June 23, 2008 / 5:46 AM / 10 years ago

Conservative Anglicans to discuss Communion split

JERUSALEM (Reuters) - Conservative Anglican leaders on Sunday began a week of discussions in Jerusalem on the future of the worldwide Communion and warned of a parting of ways with liberal churches.

Archbishop Peter Akinola of Nigeria of the Anglican Communion speaks during the Global Anglican Future Conference (GAFCON) opening session in Jerusalem June 22, 2008. REUTERS/Ronen Zvulun

“The Communion is in a state of brokenness,” Nigerian Archbishop Peter Akinola, leader of the conservative movement in the 77-million-strong Communion, told hundreds of participants in a fiery speech at the start of the conference.

Akinola stopped short of saying a schism was imminent but described the Global Anglican Future Conference (GAFCON) as a last chance effort to find a way to restore the Communion.

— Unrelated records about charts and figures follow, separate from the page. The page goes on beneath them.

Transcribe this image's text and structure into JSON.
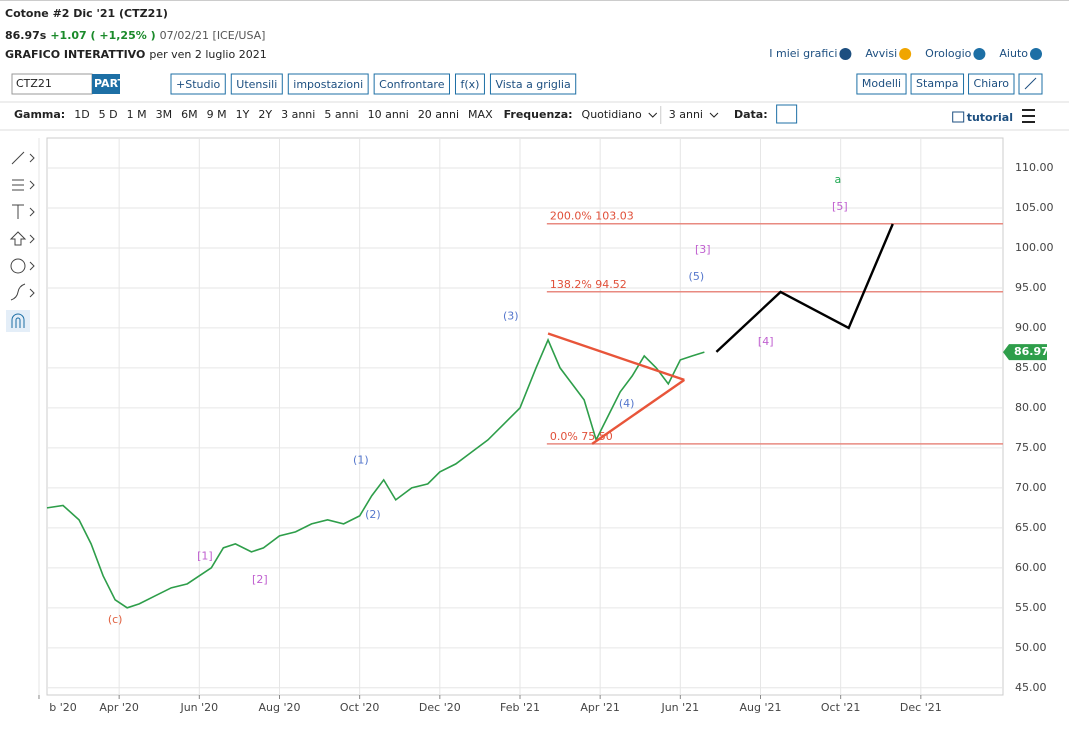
{
  "header": {
    "title": "Cotone #2 Dic '21 (CTZ21)",
    "price": "86.97s",
    "change": "+1.07 ( +1,25% )",
    "date_info": "07/02/21 [ICE/USA]",
    "subtitle_bold": "GRAFICO INTERATTIVO",
    "subtitle_rest": "per ven 2 luglio 2021",
    "links": [
      "I miei grafici",
      "Avvisi",
      "Orologio",
      "Aiuto"
    ]
  },
  "toolbar": {
    "symbol": "CTZ21",
    "part": "PART",
    "buttons": [
      "+Studio",
      "Utensili",
      "impostazioni",
      "Confrontare",
      "f(x)",
      "Vista a griglia"
    ],
    "right_buttons": [
      "Modelli",
      "Stampa",
      "Chiaro"
    ]
  },
  "range_bar": {
    "label": "Gamma:",
    "ranges": [
      "1D",
      "5 D",
      "1 M",
      "3M",
      "6M",
      "9 M",
      "1Y",
      "2Y",
      "3 anni",
      "5 anni",
      "10 anni",
      "20 anni",
      "MAX"
    ],
    "freq_label": "Frequenza:",
    "freq": "Quotidiano",
    "period": "3 anni",
    "date_label": "Data:",
    "tutorial": "tutorial"
  },
  "chart_data": {
    "type": "line",
    "xlim": [
      1.2,
      25.05
    ],
    "ylim": [
      44.1,
      113.75
    ],
    "xticks": [
      {
        "value": 1,
        "label": "b '20"
      },
      {
        "value": 3,
        "label": "Apr '20"
      },
      {
        "value": 5,
        "label": "Jun '20"
      },
      {
        "value": 7,
        "label": "Aug '20"
      },
      {
        "value": 9,
        "label": "Oct '20"
      },
      {
        "value": 11,
        "label": "Dec '20"
      },
      {
        "value": 13,
        "label": "Feb '21"
      },
      {
        "value": 15,
        "label": "Apr '21"
      },
      {
        "value": 17,
        "label": "Jun '21"
      },
      {
        "value": 19,
        "label": "Aug '21"
      },
      {
        "value": 21,
        "label": "Oct '21"
      },
      {
        "value": 23,
        "label": "Dec '21"
      }
    ],
    "yticks": [
      {
        "value": 45,
        "label": "45.00"
      },
      {
        "value": 50,
        "label": "50.00"
      },
      {
        "value": 55,
        "label": "55.00"
      },
      {
        "value": 60,
        "label": "60.00"
      },
      {
        "value": 65,
        "label": "65.00"
      },
      {
        "value": 70,
        "label": "70.00"
      },
      {
        "value": 75,
        "label": "75.00"
      },
      {
        "value": 80,
        "label": "80.00"
      },
      {
        "value": 85,
        "label": "85.00"
      },
      {
        "value": 90,
        "label": "90.00"
      },
      {
        "value": 95,
        "label": "95.00"
      },
      {
        "value": 100,
        "label": "100.00"
      },
      {
        "value": 105,
        "label": "105.00"
      },
      {
        "value": 110,
        "label": "110.00"
      }
    ],
    "grid": true,
    "series": [
      {
        "color": "#2e9e4a",
        "x": [
          1.2,
          1.6,
          2.0,
          2.3,
          2.6,
          2.9,
          3.2,
          3.5,
          3.9,
          4.3,
          4.7,
          5.0,
          5.3,
          5.6,
          5.9,
          6.3,
          6.6,
          7.0,
          7.4,
          7.8,
          8.2,
          8.6,
          9.0,
          9.3,
          9.6,
          9.9,
          10.3,
          10.7,
          11.0,
          11.4,
          11.8,
          12.2,
          12.6,
          13.0,
          13.4,
          13.7,
          14.0,
          14.3,
          14.6,
          14.9,
          15.2,
          15.5,
          15.8,
          16.1,
          16.4,
          16.7,
          17.0,
          17.3,
          17.6
        ],
        "values": [
          67.5,
          67.8,
          66,
          63,
          59,
          56,
          55,
          55.5,
          56.5,
          57.5,
          58,
          59,
          60,
          62.5,
          63,
          62,
          62.5,
          64,
          64.5,
          65.5,
          66,
          65.5,
          66.5,
          69,
          71,
          68.5,
          70,
          70.5,
          72,
          73,
          74.5,
          76,
          78,
          80,
          85,
          88.5,
          85,
          83,
          81,
          76,
          79,
          82,
          84,
          86.5,
          85,
          83,
          86,
          86.5,
          86.97
        ]
      }
    ],
    "last_price": 86.97,
    "overlays": [
      {
        "color": "#000000",
        "x": [
          17.9,
          19.5,
          21.2,
          22.3
        ],
        "values": [
          87,
          94.5,
          90,
          103
        ]
      },
      {
        "color": "#e8553a",
        "x": [
          13.7,
          17.1
        ],
        "values": [
          89.3,
          83.5
        ]
      },
      {
        "color": "#e8553a",
        "x": [
          14.8,
          17.1
        ],
        "values": [
          75.5,
          83.5
        ]
      }
    ],
    "fib_levels": [
      {
        "value": 103.03,
        "label": "200.0% 103.03"
      },
      {
        "value": 94.52,
        "label": "138.2% 94.52"
      },
      {
        "value": 75.5,
        "label": "0.0% 75.50"
      }
    ],
    "annotations": [
      {
        "text": "(c)",
        "x": 2.9,
        "y": 53.5,
        "color": "#e0603f",
        "size": 40
      },
      {
        "text": "[1]",
        "x": 5.14,
        "y": 61.4,
        "color": "#c060d0",
        "size": 30
      },
      {
        "text": "[2]",
        "x": 6.51,
        "y": 58.5,
        "color": "#c060d0",
        "size": 22
      },
      {
        "text": "(1)",
        "x": 9.03,
        "y": 73.4,
        "color": "#5577cc",
        "size": 20
      },
      {
        "text": "(2)",
        "x": 9.33,
        "y": 66.6,
        "color": "#5577cc",
        "size": 14
      },
      {
        "text": "(3)",
        "x": 12.77,
        "y": 91.4,
        "color": "#5577cc",
        "size": 18
      },
      {
        "text": "(4)",
        "x": 15.66,
        "y": 80.5,
        "color": "#5577cc",
        "size": 22
      },
      {
        "text": "[3]",
        "x": 17.56,
        "y": 99.75,
        "color": "#c060d0",
        "size": 26
      },
      {
        "text": "(5)",
        "x": 17.4,
        "y": 96.4,
        "color": "#5577cc",
        "size": 16
      },
      {
        "text": "[4]",
        "x": 19.13,
        "y": 88.25,
        "color": "#c060d0",
        "size": 24
      },
      {
        "text": "[5]",
        "x": 20.98,
        "y": 105.1,
        "color": "#c060d0",
        "size": 24
      },
      {
        "text": "a",
        "x": 20.93,
        "y": 108.5,
        "color": "#22aa55",
        "size": 36
      }
    ]
  }
}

The conservatives, who claim to represent 35 million Anglicans, mostly in developing countries, have been hinting at a split within the Communion at least since Anglicanism’s first openly gay bishop was consecrated in the United States.

GAFCON comes a month before the Lambeth conference, the once-in-a-decade Anglican summit hosted by Archbishop of Canterbury Rowan Williams that agrees on guidelines for member churches.

When asked if it was the first step to declaring independence from Canterbury, Henry Orombi, Archbishop of Uganda, said: “Perhaps a question like that is best answered at the end (of the conference) rather than at the beginning.”

More than 300 bishops are attending the Jerusalem convention, most of whom will boycott Lambeth, said Arne Fjeldstad, head of GAFCON’s media relations.

“What we would like to see is the renewal of the communion so that we can all again walk together,” said Sydney Archbishop Peter Jensen, but added: “I’m not confident that it can be done.”

A 94-page conservative guideline handed out at the conference entitled “The Way, the Truth and the Life” said the Anglican rift goes beyond the issue of homosexuality and same-sex unions into a more general interpretation of the Bible.

“Repeated attempts at dialogue have been made by those committed to the teaching of Scripture. However, experience has shown that the revisionists are not willing to listen,” the guideline said.